It’s been awhile since I’ve written anything. I’m very lazy, you see. I’d like to do a fortnightly thing. I won’t promise anything. Anyway, while I’ve been on hiatus, tons and tons has happened in our little coffee world. Most importantly (well… for me), I won the UK Cup Tasters Championship and came 8th in the world. Boom. I consider myself qualified to write about coffee now. Everything I wrote before this piece was unqualified drivel. Sorry about that.
Today’s post is a little soft, but upcoming posts will focus on some coffee science-eque things like extraction percentages and new(ish) kit like the EK43.
To sum up what I love about speciality coffee…
I can spend £3 and experience a unique beverage that is filled with unique flavor and a special story. Something that is the culmination of thousands of miles, countless people, and a huge range of processes. A beverage that is brewed fresh by a professional, just in front of me, yet is also a representation of high quality cultivation halfway across the world. Every step of the way, specialists are there to make the most of this product; farmers, green bean buyers, roasters, and brewers. Coffee is a singular substance with an amazing range of possibility.
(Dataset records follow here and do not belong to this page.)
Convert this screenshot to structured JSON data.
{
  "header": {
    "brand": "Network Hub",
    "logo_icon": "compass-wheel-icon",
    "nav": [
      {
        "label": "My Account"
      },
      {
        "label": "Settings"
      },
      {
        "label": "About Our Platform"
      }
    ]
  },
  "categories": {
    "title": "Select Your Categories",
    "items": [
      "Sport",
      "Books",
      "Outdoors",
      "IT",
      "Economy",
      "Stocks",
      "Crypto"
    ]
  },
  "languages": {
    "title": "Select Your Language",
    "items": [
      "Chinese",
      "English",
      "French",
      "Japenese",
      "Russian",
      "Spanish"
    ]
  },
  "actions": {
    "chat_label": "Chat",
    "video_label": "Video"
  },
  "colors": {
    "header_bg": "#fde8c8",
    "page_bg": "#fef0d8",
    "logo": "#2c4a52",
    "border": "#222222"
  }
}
This means that, for me, there will never be a perfect coffee. Not because there is always a flaw, but because the exploration itself is what satisfies me. There isn’t a meal I’d want to eat for the rest of my life, and there isn’t a coffee I’d want to drink forever.
Not everyone feels this way. For me, coffee is ultimately driven by flavor, and the relation of that flavor to the coffee’s provenance. Yet for someone else, the satisfaction may lie in the pursuit of a singular ideal. Maybe coffee for them is a ritual, a pre-set pattern of deft movements; a coffee kata or mantra. Or maybe they are driven by flavor as well… but they have a perfect coffee in mind… something that calls to them, a half forgotten memory, or a maybe dream of the future… the Platonic form of coffee. An espresso that must taste like chocolate, nuts, and caramel. A coffee from which all coffees are judged, and any derivation from this sacred vision is a poor reflection, a flaw, a smudge on the looking glass.
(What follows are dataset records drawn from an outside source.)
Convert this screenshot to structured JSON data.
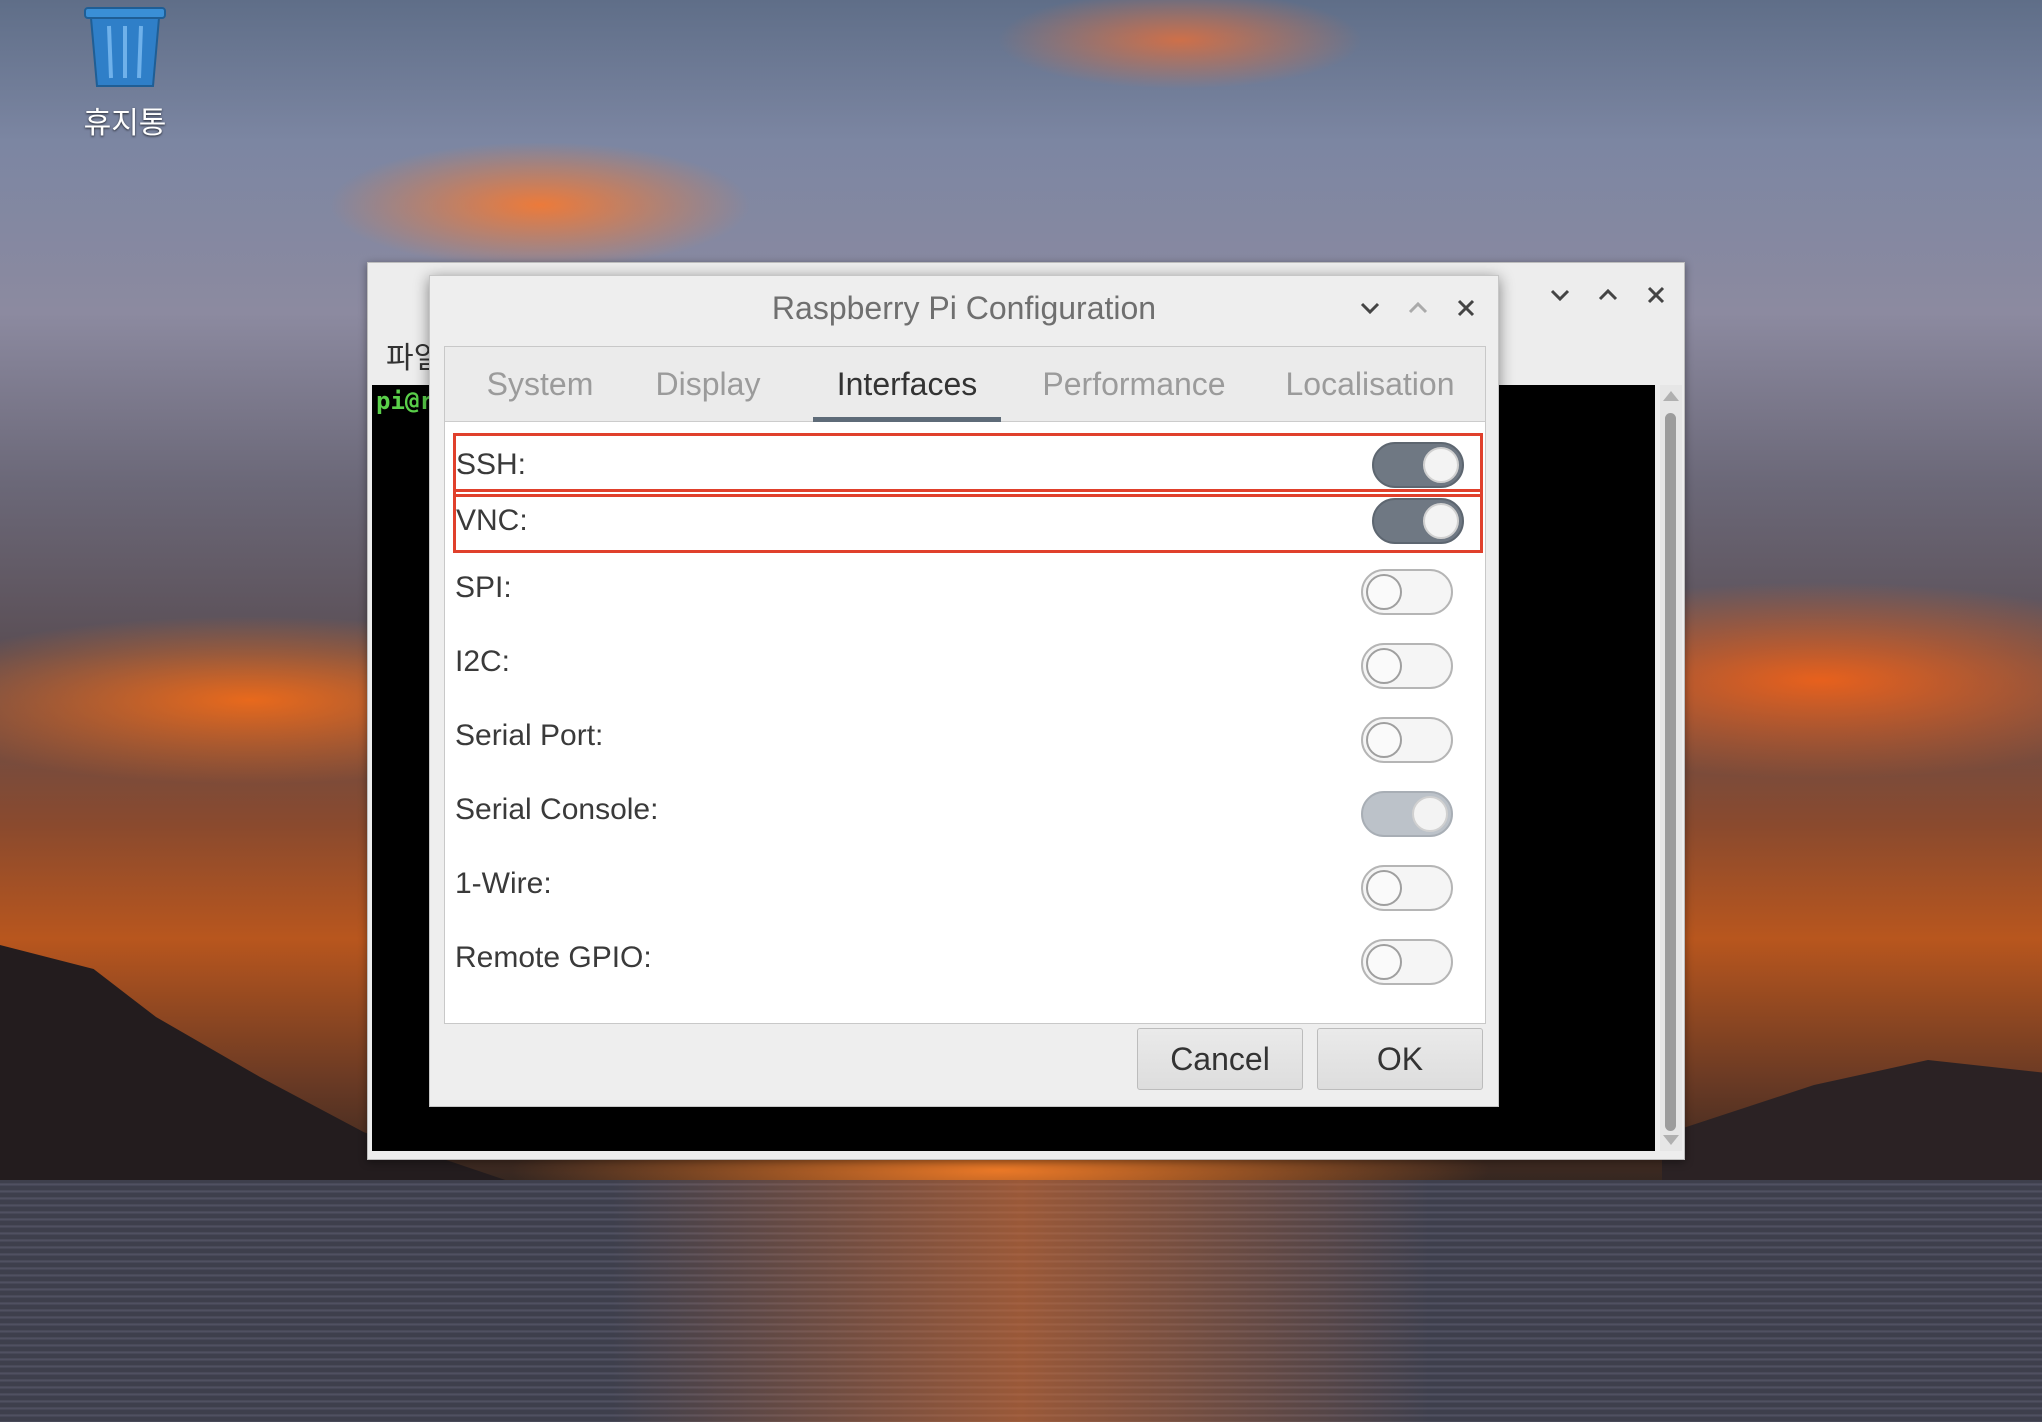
{
  "desktop": {
    "trash_label": "휴지통"
  },
  "terminal": {
    "menu_label": "파일",
    "prompt_text": "pi@r"
  },
  "dialog": {
    "title": "Raspberry Pi Configuration",
    "tabs": [
      {
        "label": "System",
        "active": false
      },
      {
        "label": "Display",
        "active": false
      },
      {
        "label": "Interfaces",
        "active": true
      },
      {
        "label": "Performance",
        "active": false
      },
      {
        "label": "Localisation",
        "active": false
      }
    ],
    "interfaces": [
      {
        "label": "SSH:",
        "enabled": true,
        "highlighted": true
      },
      {
        "label": "VNC:",
        "enabled": true,
        "highlighted": true
      },
      {
        "label": "SPI:",
        "enabled": false,
        "highlighted": false
      },
      {
        "label": "I2C:",
        "enabled": false,
        "highlighted": false
      },
      {
        "label": "Serial Port:",
        "enabled": false,
        "highlighted": false
      },
      {
        "label": "Serial Console:",
        "enabled": true,
        "highlighted": false,
        "insensitive": true
      },
      {
        "label": "1-Wire:",
        "enabled": false,
        "highlighted": false
      },
      {
        "label": "Remote GPIO:",
        "enabled": false,
        "highlighted": false
      }
    ],
    "buttons": {
      "cancel": "Cancel",
      "ok": "OK"
    }
  },
  "colors": {
    "highlight_border": "#e0402c",
    "switch_on": "#6f7883",
    "active_tab_underline": "#5e6b78",
    "terminal_prompt": "#5ad04a"
  }
}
Now, each of these pursuits are wildly different, even if we’re still talking about coffee. To be satisfied with my coffee I want to know about the individual farm, the processing method, the roaster, the roasting date, the method of preparation. Not because I’m a snob but because I am so fascinated by coffee and it’s process that these little bits of information give me pleasure. They help to complete my experience. On top of this, I want fully realized flavor experience in the cup. It is a crafted beverage, and I want the person serving it to happily represent themselves with the drink they hand me. The recipe must be considered, and I want the person serving the cup to know and discuss the flavor and terroir.
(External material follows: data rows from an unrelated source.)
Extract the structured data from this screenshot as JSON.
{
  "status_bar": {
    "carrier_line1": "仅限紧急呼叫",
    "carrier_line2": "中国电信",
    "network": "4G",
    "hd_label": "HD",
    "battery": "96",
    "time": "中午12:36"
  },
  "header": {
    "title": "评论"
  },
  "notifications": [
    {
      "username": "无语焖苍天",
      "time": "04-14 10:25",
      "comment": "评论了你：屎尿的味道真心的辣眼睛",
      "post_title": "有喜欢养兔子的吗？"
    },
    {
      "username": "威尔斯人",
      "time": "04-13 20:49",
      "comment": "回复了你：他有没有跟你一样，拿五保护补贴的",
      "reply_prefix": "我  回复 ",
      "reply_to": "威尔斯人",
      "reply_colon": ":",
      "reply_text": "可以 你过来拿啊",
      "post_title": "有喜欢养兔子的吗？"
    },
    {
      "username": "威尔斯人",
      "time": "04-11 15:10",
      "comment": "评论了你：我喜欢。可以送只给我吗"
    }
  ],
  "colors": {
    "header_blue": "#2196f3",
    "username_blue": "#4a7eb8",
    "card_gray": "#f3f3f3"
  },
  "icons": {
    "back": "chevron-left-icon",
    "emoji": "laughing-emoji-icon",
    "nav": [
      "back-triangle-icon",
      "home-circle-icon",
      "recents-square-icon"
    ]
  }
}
For the coffee ritualist, the pleasure might be in the motions of making the coffee, the kit they use, the space in their day that has been carved out for this familiar dance with blades and scalding rain.
For the person seeking an Ideal coffee, they may gain happiness from how close a coffee has come to their own idea of a perfect cup.
Each of us will have different goals, and each of us will need to pursue those goals very differently from one another.
Differently from one another.
This is key.
So often, I see people talking to each other about what is “good” or “bad”. This happens all the time. Single origin espressos are BAD. Kalita Waves are the BEST way to brew coffee. South American coffees are BORING. This coffee is TASTY. This context-free thumbs up or thumbs down is useless. We see silly in-fighting in the industry on how best to make and serve coffee… but far too often we forget to make sure that the other person knows our reasoning or, just as importantly, our goals. Sometimes I feel like we’re arguing about which road to take, yet we haven’t agreed on a destination. I’m probably guilty of this as well… but I try not to be. Let’s all try that.